The benefits of the mining boom have been concentrated in one state, with all others seeing only a marginal impact or none at all, a major new report says.
The research conducted for the Australian Local Government Association (ALGA) suggests the nation has mostly squandered the advantages because the upsurge in resources sector activity effectively crowded out other industries.
“Western Australia and its regions are clear winners from the boom, along with some of the regions in Queensland and New South Wales,” the 2012/13 state of the regions report found.
“However, the crowding out of activity from the expansion has clearly had a negative impact in other states and regions.”
The 151-page report was released on Sunday ahead of the start of the ALGA’s annual national general assembly in Canberra and appears to support the federal government’s claim the benefits of the boom are not being felt by most Australians.

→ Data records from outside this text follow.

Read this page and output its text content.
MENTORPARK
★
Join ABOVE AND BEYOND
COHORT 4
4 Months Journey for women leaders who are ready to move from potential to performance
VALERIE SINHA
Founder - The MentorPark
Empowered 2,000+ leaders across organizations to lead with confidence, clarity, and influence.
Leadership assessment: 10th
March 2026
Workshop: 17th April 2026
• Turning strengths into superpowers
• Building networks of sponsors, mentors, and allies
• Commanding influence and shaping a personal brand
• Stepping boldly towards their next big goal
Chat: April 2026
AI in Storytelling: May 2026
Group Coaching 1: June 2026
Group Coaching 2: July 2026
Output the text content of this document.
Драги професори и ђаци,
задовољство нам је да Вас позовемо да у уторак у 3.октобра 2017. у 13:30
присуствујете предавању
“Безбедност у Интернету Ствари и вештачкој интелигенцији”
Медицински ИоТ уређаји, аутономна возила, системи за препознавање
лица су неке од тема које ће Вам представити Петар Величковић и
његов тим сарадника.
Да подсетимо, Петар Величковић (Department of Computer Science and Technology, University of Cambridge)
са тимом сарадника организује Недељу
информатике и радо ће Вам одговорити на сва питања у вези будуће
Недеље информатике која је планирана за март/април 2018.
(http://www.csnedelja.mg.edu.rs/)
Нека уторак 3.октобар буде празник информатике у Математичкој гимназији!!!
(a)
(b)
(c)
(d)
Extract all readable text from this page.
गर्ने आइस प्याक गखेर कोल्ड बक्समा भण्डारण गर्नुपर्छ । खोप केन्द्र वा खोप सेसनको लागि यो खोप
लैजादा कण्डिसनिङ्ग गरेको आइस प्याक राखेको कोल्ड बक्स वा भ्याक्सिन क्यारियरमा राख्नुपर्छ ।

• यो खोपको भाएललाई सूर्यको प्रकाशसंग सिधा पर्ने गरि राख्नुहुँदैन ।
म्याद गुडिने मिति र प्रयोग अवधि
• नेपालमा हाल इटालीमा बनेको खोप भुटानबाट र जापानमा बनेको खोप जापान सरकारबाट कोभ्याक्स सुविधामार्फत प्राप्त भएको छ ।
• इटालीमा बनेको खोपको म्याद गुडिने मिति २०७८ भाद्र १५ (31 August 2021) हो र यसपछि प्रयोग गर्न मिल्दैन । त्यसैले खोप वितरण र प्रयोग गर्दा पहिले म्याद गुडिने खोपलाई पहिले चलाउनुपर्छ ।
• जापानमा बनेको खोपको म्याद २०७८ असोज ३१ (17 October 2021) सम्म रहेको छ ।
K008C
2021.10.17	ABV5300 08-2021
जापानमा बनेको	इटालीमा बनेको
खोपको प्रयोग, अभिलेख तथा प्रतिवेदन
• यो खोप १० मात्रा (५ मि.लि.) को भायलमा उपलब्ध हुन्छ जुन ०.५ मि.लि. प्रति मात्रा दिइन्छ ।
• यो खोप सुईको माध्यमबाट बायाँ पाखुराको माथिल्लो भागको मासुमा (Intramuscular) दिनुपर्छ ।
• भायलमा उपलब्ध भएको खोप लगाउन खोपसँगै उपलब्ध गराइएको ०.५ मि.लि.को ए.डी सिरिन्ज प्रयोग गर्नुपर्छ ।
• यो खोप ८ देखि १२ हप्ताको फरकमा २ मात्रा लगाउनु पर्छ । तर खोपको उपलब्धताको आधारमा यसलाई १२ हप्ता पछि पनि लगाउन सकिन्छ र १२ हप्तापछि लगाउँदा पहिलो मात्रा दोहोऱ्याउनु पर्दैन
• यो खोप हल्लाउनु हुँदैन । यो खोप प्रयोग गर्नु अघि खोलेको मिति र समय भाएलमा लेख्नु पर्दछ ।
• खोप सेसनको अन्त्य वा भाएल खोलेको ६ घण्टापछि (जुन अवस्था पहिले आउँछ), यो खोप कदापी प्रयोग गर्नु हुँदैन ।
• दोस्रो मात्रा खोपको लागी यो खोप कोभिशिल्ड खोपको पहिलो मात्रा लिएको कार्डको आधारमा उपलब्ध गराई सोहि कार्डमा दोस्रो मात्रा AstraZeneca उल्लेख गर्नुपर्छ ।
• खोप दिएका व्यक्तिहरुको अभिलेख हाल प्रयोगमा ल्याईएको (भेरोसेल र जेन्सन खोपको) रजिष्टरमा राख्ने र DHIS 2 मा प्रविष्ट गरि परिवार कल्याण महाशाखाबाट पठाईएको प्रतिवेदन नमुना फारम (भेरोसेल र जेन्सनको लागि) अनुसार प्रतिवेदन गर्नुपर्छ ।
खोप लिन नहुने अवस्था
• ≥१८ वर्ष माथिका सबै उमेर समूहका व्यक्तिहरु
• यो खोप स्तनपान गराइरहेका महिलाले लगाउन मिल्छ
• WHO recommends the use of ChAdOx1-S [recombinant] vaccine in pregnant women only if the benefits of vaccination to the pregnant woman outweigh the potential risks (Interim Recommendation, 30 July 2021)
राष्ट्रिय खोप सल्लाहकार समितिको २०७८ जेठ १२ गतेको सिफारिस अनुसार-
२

Unlike Norway, which set up a sovereign wealth fund to invest excess proceeds from its massive petroleum reserves and uses some of the capital gains for government projects, Australia had failed to extract the most out of its boom.
“Norway adopted a comprehensive planning process to maximise the long-run benefits of its resource expansion and endowed this process with resources sufficient to make a difference,” the report said.
“Australia did not and still has not.”
The report proposes a commission of inquiry be set up to examine the inequality across Australian regions exacerbated by the mining boom and how it could be addressed.
“We would have a catalyst to start the process for a productive redesign of regional planning in Australia,” report co-author Dr Peter Brain said in a statement.
ALGA president Genia McCaffery said regional development increased jobs, wages and productivity.
“Local governments need to be involved in decisions concerning Commonwealth investment in regional infrastructure and development,” she said.